L’offerta di maggio per accedere alla residenza, l’assistenza sanitaria e altri vantaggi sociali ai cittadini degli altri 27 paesi dell’UE che hanno vissuto in Gran Bretagna per cinque anni non ha comvinto i diversi leader dell’UE in occasione di un vertice a Bruxelles.

“La mia prima impressione è che l’offerta del Regno Unito è al di sotto delle nostre aspettative e che rischia di peggiorare la situazione dei cittadini”, ha detto ai giornalisti Venerdì Donald Tusk, presidente del Consiglio europeo.

Lo scorso anno, gli elettori britannici hanno preferito lasciare l’UE dal 52% al 48%. I negoziati formali sull’uscita hanno avuto inizio questa settimana.

I funzionari che lavorano presso le istituzioni dell’UE a Bruxelles si sono lamentati del fatto che il governo di maggio è disorganizzato e non ha una comprensione di quale tipo di contratto di divorzio si sta cercando.

Il presidente della Commissione europea Jean-Claude Juncker ha risposto “no” quando gli è stato chiesto venerdì se avesse un’idea più chiara di quale tipo di uscita il governo britannico vuole.

I diritti dei cittadini sono una questione importante nei negoziati, che dovrebbero durare fino all’inizio del 2019.

I leader dell’Unione europea vogliono una garanzia che i loro cittadini che vivono in Gran Bretagna avranno diritti legali, tra cui la residenza dopo l’uscita dal’Unione europea.

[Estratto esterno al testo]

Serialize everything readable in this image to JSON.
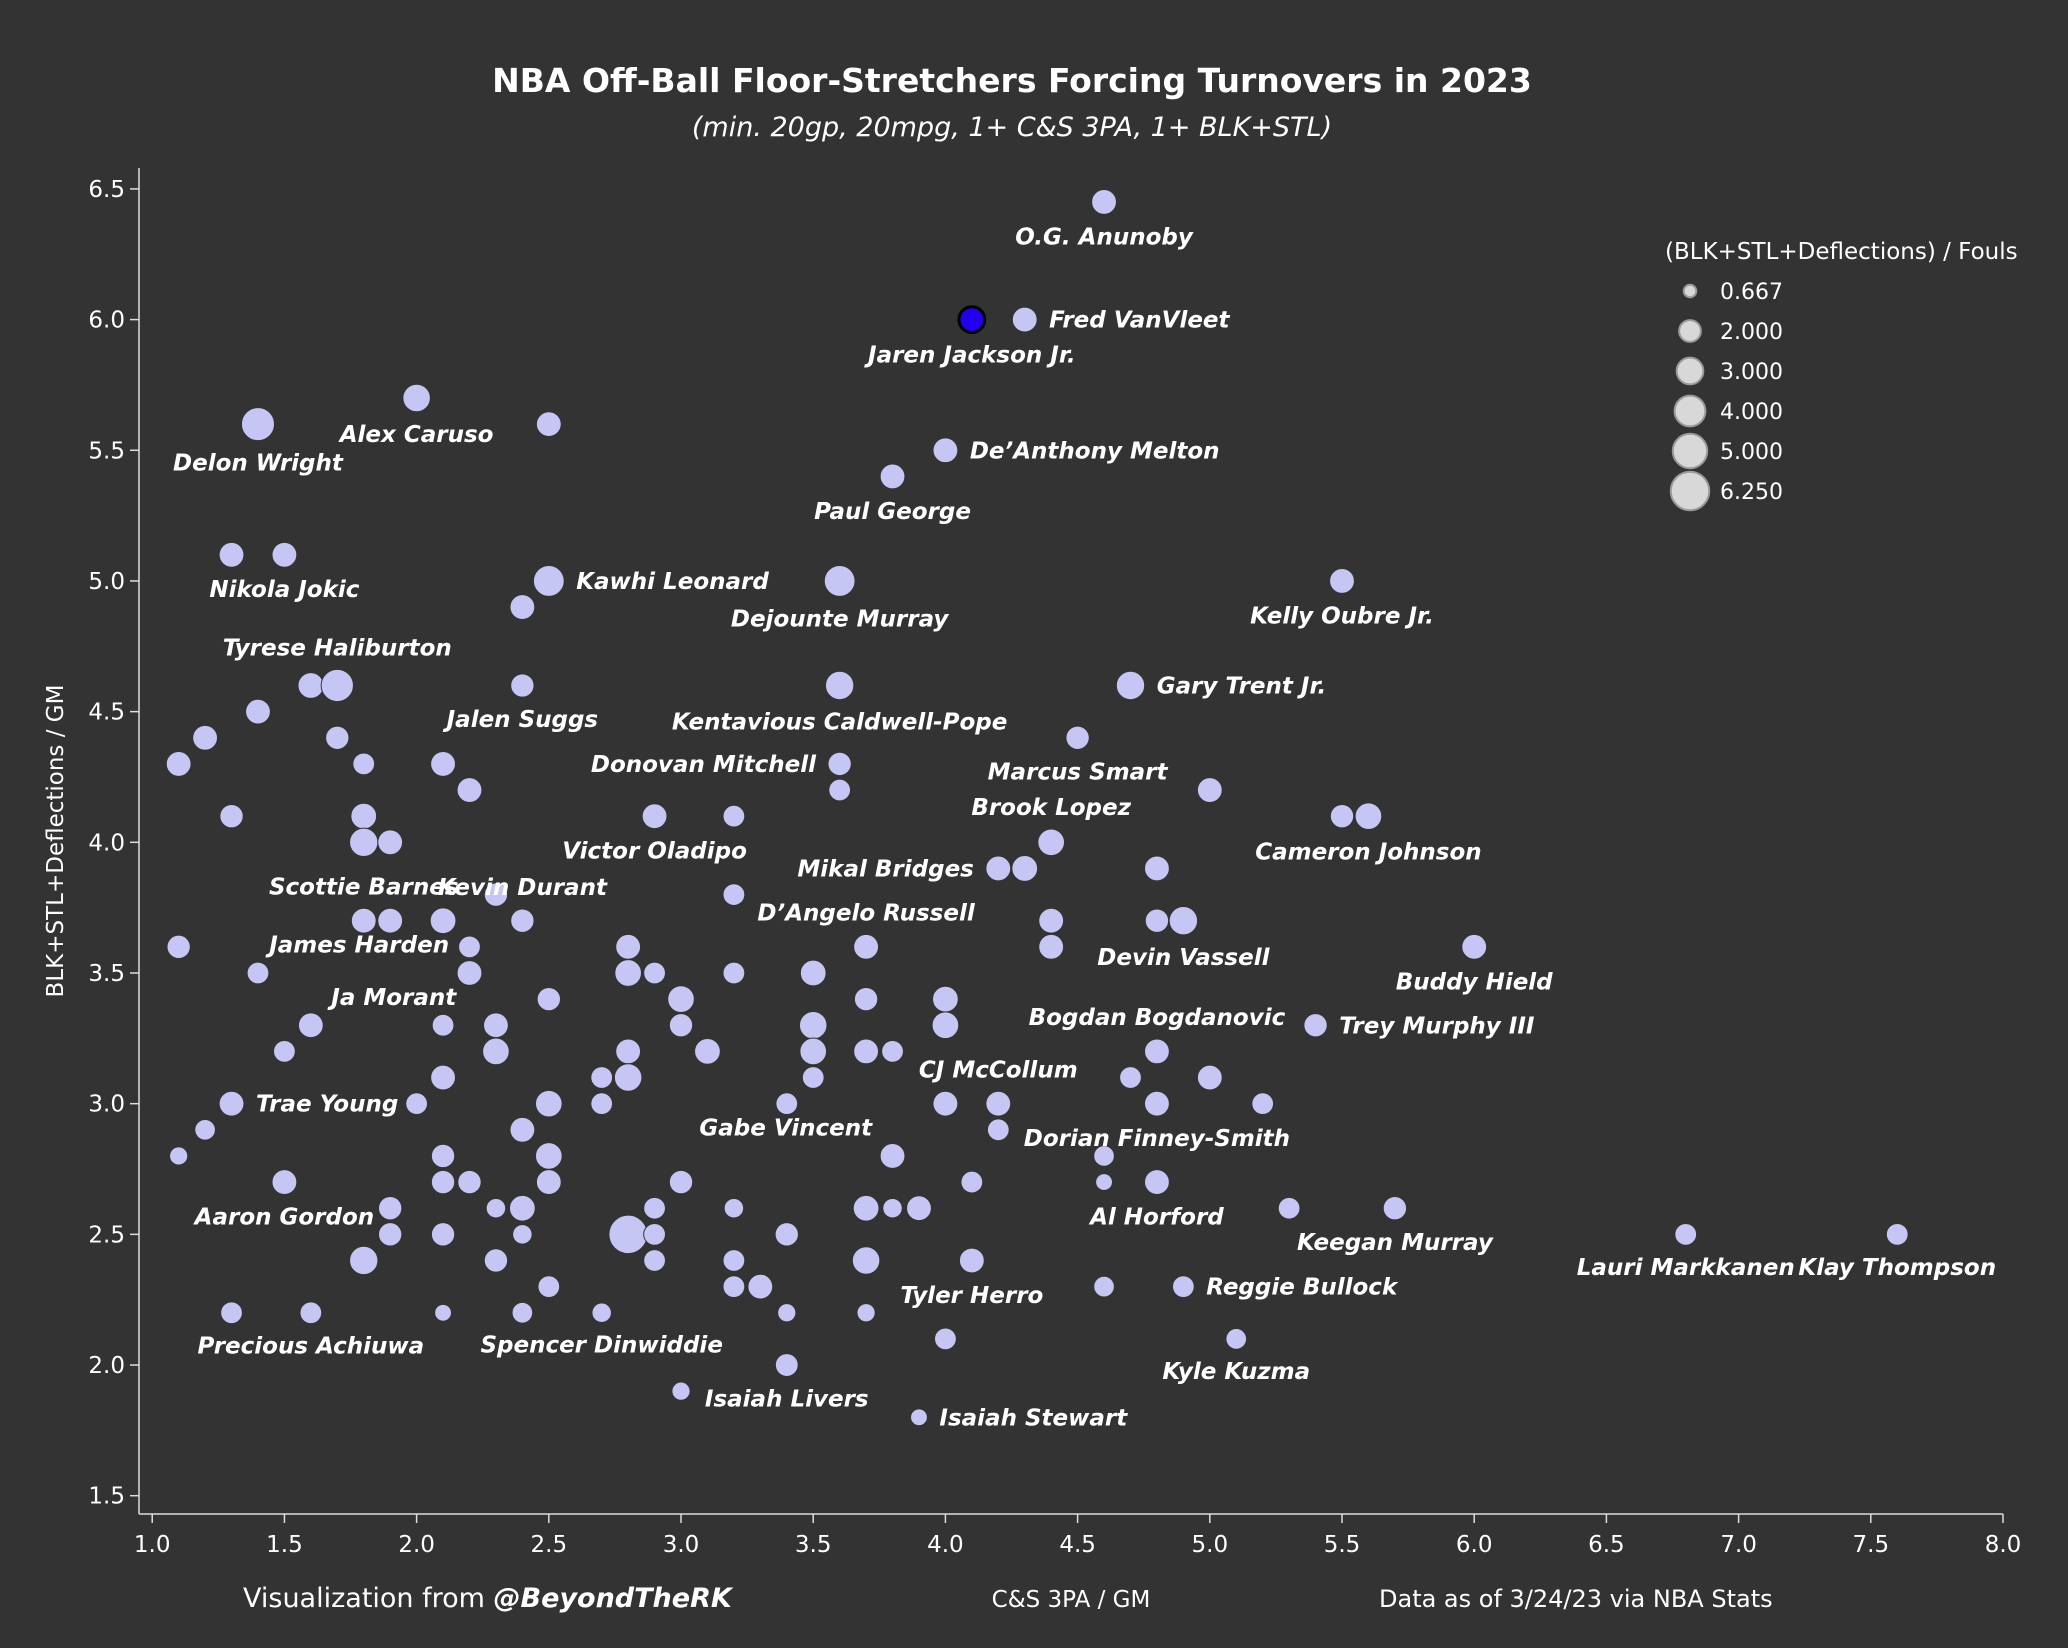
{
  "chart_data": {
    "type": "scatter",
    "title": "NBA Off-Ball Floor-Stretchers Forcing Turnovers in 2023",
    "subtitle": "(min. 20gp, 20mpg, 1+ C&S 3PA, 1+ BLK+STL)",
    "xlabel": "C&S 3PA / GM",
    "ylabel": "BLK+STL+Deflections / GM",
    "xlim": [
      0.95,
      8.0
    ],
    "ylim": [
      1.43,
      6.58
    ],
    "xticks": [
      1.0,
      1.5,
      2.0,
      2.5,
      3.0,
      3.5,
      4.0,
      4.5,
      5.0,
      5.5,
      6.0,
      6.5,
      7.0,
      7.5,
      8.0
    ],
    "yticks": [
      1.5,
      2.0,
      2.5,
      3.0,
      3.5,
      4.0,
      4.5,
      5.0,
      5.5,
      6.0,
      6.5
    ],
    "tick_labels_x": [
      "1.0",
      "1.5",
      "2.0",
      "2.5",
      "3.0",
      "3.5",
      "4.0",
      "4.5",
      "5.0",
      "5.5",
      "6.0",
      "6.5",
      "7.0",
      "7.5",
      "8.0"
    ],
    "tick_labels_y": [
      "1.5",
      "2.0",
      "2.5",
      "3.0",
      "3.5",
      "4.0",
      "4.5",
      "5.0",
      "5.5",
      "6.0",
      "6.5"
    ],
    "size_legend": {
      "title": "(BLK+STL+Deflections) / Fouls",
      "entries": [
        "0.667",
        "2.000",
        "3.000",
        "4.000",
        "5.000",
        "6.250"
      ],
      "values": [
        0.667,
        2.0,
        3.0,
        4.0,
        5.0,
        6.25
      ]
    },
    "colors": {
      "point": "#c6c6f5",
      "highlight": "#2200ee",
      "background": "#333333"
    },
    "highlight_name": "Jaren Jackson Jr.",
    "labeled_points": [
      {
        "name": "O.G. Anunoby",
        "x": 4.6,
        "y": 6.45,
        "r": 2.6,
        "pos": "below"
      },
      {
        "name": "Fred VanVleet",
        "x": 4.3,
        "y": 6.0,
        "r": 2.6,
        "pos": "right"
      },
      {
        "name": "Jaren Jackson Jr.",
        "x": 4.1,
        "y": 6.0,
        "r": 2.8,
        "pos": "below"
      },
      {
        "name": "Alex Caruso",
        "x": 2.0,
        "y": 5.7,
        "r": 3.2,
        "pos": "below"
      },
      {
        "name": "Delon Wright",
        "x": 1.4,
        "y": 5.6,
        "r": 4.6,
        "pos": "below"
      },
      {
        "name": "De’Anthony Melton",
        "x": 4.0,
        "y": 5.5,
        "r": 2.6,
        "pos": "right"
      },
      {
        "name": "Paul George",
        "x": 3.8,
        "y": 5.4,
        "r": 2.6,
        "pos": "below"
      },
      {
        "name": "Nikola Jokic",
        "x": 1.5,
        "y": 5.1,
        "r": 2.6,
        "pos": "below"
      },
      {
        "name": "Kawhi Leonard",
        "x": 2.5,
        "y": 5.0,
        "r": 4.0,
        "pos": "right"
      },
      {
        "name": "Dejounte Murray",
        "x": 3.6,
        "y": 5.0,
        "r": 4.0,
        "pos": "below"
      },
      {
        "name": "Kelly Oubre Jr.",
        "x": 5.5,
        "y": 5.0,
        "r": 2.6,
        "pos": "below"
      },
      {
        "name": "Tyrese Haliburton",
        "x": 1.7,
        "y": 4.6,
        "r": 4.4,
        "pos": "above"
      },
      {
        "name": "Gary Trent Jr.",
        "x": 4.7,
        "y": 4.6,
        "r": 3.4,
        "pos": "right"
      },
      {
        "name": "Kentavious Caldwell-Pope",
        "x": 3.6,
        "y": 4.6,
        "r": 3.4,
        "pos": "below"
      },
      {
        "name": "Jalen Suggs",
        "x": 2.4,
        "y": 4.6,
        "r": 2.3,
        "pos": "below"
      },
      {
        "name": "Marcus Smart",
        "x": 4.5,
        "y": 4.4,
        "r": 2.3,
        "pos": "below"
      },
      {
        "name": "Donovan Mitchell",
        "x": 3.6,
        "y": 4.3,
        "r": 2.3,
        "pos": "left"
      },
      {
        "name": "Brook Lopez",
        "x": 4.4,
        "y": 4.0,
        "r": 3.0,
        "pos": "above"
      },
      {
        "name": "Cameron Johnson",
        "x": 5.6,
        "y": 4.1,
        "r": 3.0,
        "pos": "below"
      },
      {
        "name": "Victor Oladipo",
        "x": 2.9,
        "y": 4.1,
        "r": 2.6,
        "pos": "below"
      },
      {
        "name": "Mikal Bridges",
        "x": 4.2,
        "y": 3.9,
        "r": 2.6,
        "pos": "left"
      },
      {
        "name": "Scottie Barnes",
        "x": 1.8,
        "y": 3.7,
        "r": 2.6,
        "pos": "above"
      },
      {
        "name": "Kevin Durant",
        "x": 2.4,
        "y": 3.7,
        "r": 2.3,
        "pos": "above"
      },
      {
        "name": "D’Angelo Russell",
        "x": 3.7,
        "y": 3.6,
        "r": 2.6,
        "pos": "above"
      },
      {
        "name": "Devin Vassell",
        "x": 4.9,
        "y": 3.7,
        "r": 3.4,
        "pos": "below"
      },
      {
        "name": "Buddy Hield",
        "x": 6.0,
        "y": 3.6,
        "r": 2.6,
        "pos": "below"
      },
      {
        "name": "James Harden",
        "x": 2.2,
        "y": 3.5,
        "r": 2.6,
        "pos": "upleft"
      },
      {
        "name": "Ja Morant",
        "x": 1.6,
        "y": 3.3,
        "r": 2.6,
        "pos": "upright"
      },
      {
        "name": "Bogdan Bogdanovic",
        "x": 4.8,
        "y": 3.2,
        "r": 2.6,
        "pos": "above"
      },
      {
        "name": "Trey Murphy III",
        "x": 5.4,
        "y": 3.3,
        "r": 2.3,
        "pos": "right"
      },
      {
        "name": "CJ McCollum",
        "x": 4.2,
        "y": 3.0,
        "r": 2.6,
        "pos": "above"
      },
      {
        "name": "Trae Young",
        "x": 1.3,
        "y": 3.0,
        "r": 2.6,
        "pos": "right"
      },
      {
        "name": "Gabe Vincent",
        "x": 3.8,
        "y": 2.8,
        "r": 2.6,
        "pos": "upleft"
      },
      {
        "name": "Dorian Finney-Smith",
        "x": 4.8,
        "y": 3.0,
        "r": 2.6,
        "pos": "below"
      },
      {
        "name": "Aaron Gordon",
        "x": 1.5,
        "y": 2.7,
        "r": 2.6,
        "pos": "below"
      },
      {
        "name": "Al Horford",
        "x": 4.8,
        "y": 2.7,
        "r": 2.6,
        "pos": "below"
      },
      {
        "name": "Keegan Murray",
        "x": 5.7,
        "y": 2.6,
        "r": 2.3,
        "pos": "below"
      },
      {
        "name": "Lauri Markkanen",
        "x": 6.8,
        "y": 2.5,
        "r": 2.0,
        "pos": "below"
      },
      {
        "name": "Klay Thompson",
        "x": 7.6,
        "y": 2.5,
        "r": 2.0,
        "pos": "below"
      },
      {
        "name": "Tyler Herro",
        "x": 4.1,
        "y": 2.4,
        "r": 2.6,
        "pos": "below"
      },
      {
        "name": "Reggie Bullock",
        "x": 4.9,
        "y": 2.3,
        "r": 2.0,
        "pos": "right"
      },
      {
        "name": "Precious Achiuwa",
        "x": 1.6,
        "y": 2.2,
        "r": 2.0,
        "pos": "below"
      },
      {
        "name": "Spencer Dinwiddie",
        "x": 2.7,
        "y": 2.2,
        "r": 1.6,
        "pos": "below"
      },
      {
        "name": "Kyle Kuzma",
        "x": 5.1,
        "y": 2.1,
        "r": 1.8,
        "pos": "below"
      },
      {
        "name": "Isaiah Livers",
        "x": 3.4,
        "y": 2.0,
        "r": 2.2,
        "pos": "below"
      },
      {
        "name": "Isaiah Stewart",
        "x": 3.9,
        "y": 1.8,
        "r": 1.2,
        "pos": "right"
      }
    ],
    "other_points": [
      [
        1.3,
        5.1,
        2.6
      ],
      [
        1.2,
        4.4,
        2.6
      ],
      [
        1.1,
        4.3,
        2.6
      ],
      [
        1.4,
        4.5,
        2.6
      ],
      [
        1.6,
        4.6,
        2.8
      ],
      [
        1.7,
        4.4,
        2.3
      ],
      [
        1.8,
        4.3,
        2.0
      ],
      [
        1.3,
        4.1,
        2.3
      ],
      [
        1.8,
        4.1,
        2.8
      ],
      [
        1.8,
        4.0,
        3.4
      ],
      [
        1.9,
        4.0,
        2.6
      ],
      [
        2.5,
        5.6,
        2.6
      ],
      [
        2.4,
        4.9,
        2.6
      ],
      [
        2.1,
        4.3,
        2.6
      ],
      [
        2.2,
        4.2,
        2.6
      ],
      [
        2.3,
        3.8,
        2.3
      ],
      [
        1.9,
        3.7,
        2.6
      ],
      [
        2.1,
        3.7,
        2.8
      ],
      [
        2.2,
        3.6,
        2.0
      ],
      [
        2.2,
        3.5,
        2.8
      ],
      [
        1.4,
        3.5,
        2.0
      ],
      [
        1.1,
        3.6,
        2.3
      ],
      [
        2.1,
        3.3,
        2.0
      ],
      [
        2.3,
        3.3,
        2.6
      ],
      [
        2.5,
        3.4,
        2.3
      ],
      [
        1.5,
        3.2,
        2.0
      ],
      [
        2.3,
        3.2,
        3.0
      ],
      [
        2.1,
        3.1,
        2.6
      ],
      [
        2.0,
        3.0,
        2.0
      ],
      [
        2.5,
        3.0,
        3.0
      ],
      [
        2.4,
        2.9,
        2.6
      ],
      [
        1.2,
        2.9,
        1.8
      ],
      [
        1.1,
        2.8,
        1.4
      ],
      [
        2.1,
        2.8,
        2.3
      ],
      [
        2.5,
        2.8,
        3.0
      ],
      [
        2.1,
        2.7,
        2.3
      ],
      [
        2.2,
        2.7,
        2.3
      ],
      [
        2.5,
        2.7,
        2.6
      ],
      [
        1.9,
        2.6,
        2.3
      ],
      [
        2.3,
        2.6,
        1.6
      ],
      [
        2.4,
        2.6,
        2.8
      ],
      [
        1.9,
        2.5,
        2.3
      ],
      [
        2.1,
        2.5,
        2.3
      ],
      [
        2.4,
        2.5,
        1.6
      ],
      [
        1.8,
        2.4,
        3.4
      ],
      [
        2.3,
        2.4,
        2.3
      ],
      [
        2.5,
        2.3,
        2.0
      ],
      [
        1.3,
        2.2,
        2.0
      ],
      [
        2.1,
        2.2,
        1.2
      ],
      [
        2.4,
        2.2,
        1.8
      ],
      [
        2.8,
        3.6,
        2.6
      ],
      [
        2.8,
        3.5,
        3.0
      ],
      [
        2.9,
        3.5,
        2.0
      ],
      [
        3.0,
        3.4,
        3.0
      ],
      [
        3.2,
        3.5,
        2.0
      ],
      [
        3.0,
        3.3,
        2.3
      ],
      [
        2.8,
        3.2,
        2.6
      ],
      [
        2.7,
        3.1,
        2.0
      ],
      [
        2.8,
        3.1,
        3.2
      ],
      [
        3.1,
        3.2,
        2.8
      ],
      [
        2.7,
        3.0,
        2.0
      ],
      [
        3.2,
        4.1,
        2.0
      ],
      [
        3.2,
        3.8,
        2.0
      ],
      [
        3.6,
        4.2,
        2.0
      ],
      [
        3.5,
        3.5,
        2.8
      ],
      [
        3.5,
        3.3,
        3.2
      ],
      [
        3.5,
        3.2,
        3.0
      ],
      [
        3.5,
        3.1,
        2.0
      ],
      [
        3.7,
        3.4,
        2.3
      ],
      [
        3.7,
        3.2,
        2.6
      ],
      [
        3.8,
        3.2,
        2.0
      ],
      [
        3.4,
        3.0,
        2.0
      ],
      [
        4.0,
        3.4,
        2.8
      ],
      [
        4.0,
        3.3,
        3.0
      ],
      [
        4.0,
        3.0,
        2.6
      ],
      [
        4.2,
        2.9,
        2.0
      ],
      [
        4.4,
        3.7,
        2.6
      ],
      [
        4.4,
        3.6,
        2.6
      ],
      [
        4.8,
        3.9,
        2.6
      ],
      [
        4.8,
        3.7,
        2.3
      ],
      [
        5.0,
        4.2,
        2.6
      ],
      [
        5.5,
        4.1,
        2.3
      ],
      [
        4.3,
        3.9,
        2.8
      ],
      [
        3.0,
        2.7,
        2.3
      ],
      [
        2.9,
        2.6,
        2.0
      ],
      [
        2.8,
        2.5,
        6.25
      ],
      [
        2.9,
        2.5,
        2.0
      ],
      [
        2.9,
        2.4,
        2.0
      ],
      [
        3.2,
        2.6,
        1.6
      ],
      [
        3.2,
        2.4,
        2.0
      ],
      [
        3.2,
        2.3,
        2.0
      ],
      [
        3.3,
        2.3,
        2.6
      ],
      [
        3.4,
        2.5,
        2.3
      ],
      [
        3.4,
        2.2,
        1.4
      ],
      [
        3.7,
        2.6,
        2.8
      ],
      [
        3.8,
        2.6,
        1.6
      ],
      [
        3.9,
        2.6,
        2.6
      ],
      [
        3.7,
        2.4,
        3.2
      ],
      [
        3.7,
        2.2,
        1.4
      ],
      [
        4.0,
        2.1,
        2.0
      ],
      [
        4.1,
        2.7,
        2.0
      ],
      [
        4.6,
        2.8,
        1.8
      ],
      [
        4.6,
        2.7,
        1.2
      ],
      [
        4.6,
        2.3,
        1.8
      ],
      [
        4.7,
        3.1,
        2.0
      ],
      [
        4.8,
        3.0,
        2.6
      ],
      [
        5.0,
        3.1,
        2.6
      ],
      [
        5.2,
        3.0,
        2.0
      ],
      [
        5.3,
        2.6,
        2.0
      ],
      [
        3.0,
        1.9,
        1.4
      ]
    ]
  },
  "footer": {
    "credit_prefix": "Visualization from ",
    "credit_handle": "@BeyondTheRK",
    "source": "Data as of 3/24/23 via NBA Stats"
  }
}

Il cancelliere tedesco Angela Merkel ha definito la proposta di maggio “un buon inizio”.

“Ma questa materia deve passare attraverso una buona cooperazione, ma penso che ciò che è venuto fuori ieri è che abbiamo molta strada da percorrere “, ha dichiarato Merkel.

Il cancelliere austriaco Christian Kern ha detto: “Ci sono molti dettagli rimasti aperti”.

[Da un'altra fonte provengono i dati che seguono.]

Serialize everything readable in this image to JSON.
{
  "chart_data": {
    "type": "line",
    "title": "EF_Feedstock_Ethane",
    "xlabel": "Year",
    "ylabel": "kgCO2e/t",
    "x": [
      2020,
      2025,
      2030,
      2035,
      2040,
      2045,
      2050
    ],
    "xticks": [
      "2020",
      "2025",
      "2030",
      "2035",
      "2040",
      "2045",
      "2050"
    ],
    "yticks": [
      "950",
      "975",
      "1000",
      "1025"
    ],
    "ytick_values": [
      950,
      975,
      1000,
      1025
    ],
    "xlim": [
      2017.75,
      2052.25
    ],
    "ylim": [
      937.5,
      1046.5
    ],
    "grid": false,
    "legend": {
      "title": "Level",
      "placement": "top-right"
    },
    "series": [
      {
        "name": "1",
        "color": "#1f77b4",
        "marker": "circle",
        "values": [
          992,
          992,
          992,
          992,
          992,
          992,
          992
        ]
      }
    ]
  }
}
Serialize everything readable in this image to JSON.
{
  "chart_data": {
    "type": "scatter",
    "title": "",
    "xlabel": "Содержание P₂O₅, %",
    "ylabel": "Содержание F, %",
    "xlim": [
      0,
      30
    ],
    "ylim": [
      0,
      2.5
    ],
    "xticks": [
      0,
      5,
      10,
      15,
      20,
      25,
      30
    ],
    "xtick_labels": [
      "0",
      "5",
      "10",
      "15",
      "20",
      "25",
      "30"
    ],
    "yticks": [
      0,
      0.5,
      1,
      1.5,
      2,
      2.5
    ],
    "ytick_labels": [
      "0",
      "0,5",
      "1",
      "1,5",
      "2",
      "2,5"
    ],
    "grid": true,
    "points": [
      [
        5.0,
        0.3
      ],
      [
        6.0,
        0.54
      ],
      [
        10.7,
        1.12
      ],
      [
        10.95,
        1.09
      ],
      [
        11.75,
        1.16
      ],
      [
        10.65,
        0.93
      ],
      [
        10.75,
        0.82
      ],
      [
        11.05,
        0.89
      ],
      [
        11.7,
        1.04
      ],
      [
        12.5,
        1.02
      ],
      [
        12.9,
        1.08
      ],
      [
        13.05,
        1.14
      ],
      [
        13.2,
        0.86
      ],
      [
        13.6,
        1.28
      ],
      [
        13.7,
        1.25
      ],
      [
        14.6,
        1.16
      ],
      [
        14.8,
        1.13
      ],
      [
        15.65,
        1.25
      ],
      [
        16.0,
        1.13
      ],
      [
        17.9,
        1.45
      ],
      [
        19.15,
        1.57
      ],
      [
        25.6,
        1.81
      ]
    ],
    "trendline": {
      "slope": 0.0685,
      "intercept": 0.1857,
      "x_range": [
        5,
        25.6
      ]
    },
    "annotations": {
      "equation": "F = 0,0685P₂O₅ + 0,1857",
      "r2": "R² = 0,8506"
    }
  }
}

I cittadini di tutte e 28 le nazioni dell’UE hanno il diritto di vivere in qualsiasi paese senza visto.

Ciò dovrebbe cambiare per le persone che si trasferiscono in Gran Bretagna e per i cittadini britannici nel resto d’Europa, dopo che il Regno Unito l’uscita dal’Unione europea.

I leader dell’UE hanno fissato altre due priorità per i negoziati.

Essi sostengono che il Regno Unito deve pagare una somma stimata ad un livello di 100 miliardi di dollari in obbligazioni di bilancio prima che abbia lasciato.( Nell’ipotesi di una uscita dell’Italia dall’UE si ipotizza un pagamento dai 250 ai 300 miliari di euro).

Inoltre, vogliono, che il Regno Unito garantisca che Brexit non metterà in pericolo la pace tra l’Irlanda, un membro dell’Unione europea e l’Irlanda del Nord, che fa parte della Gran Bretagna. L’accordo del venerdì del 1998 ha messo fine a decenni di violenza tra gruppi settari nei due paesi.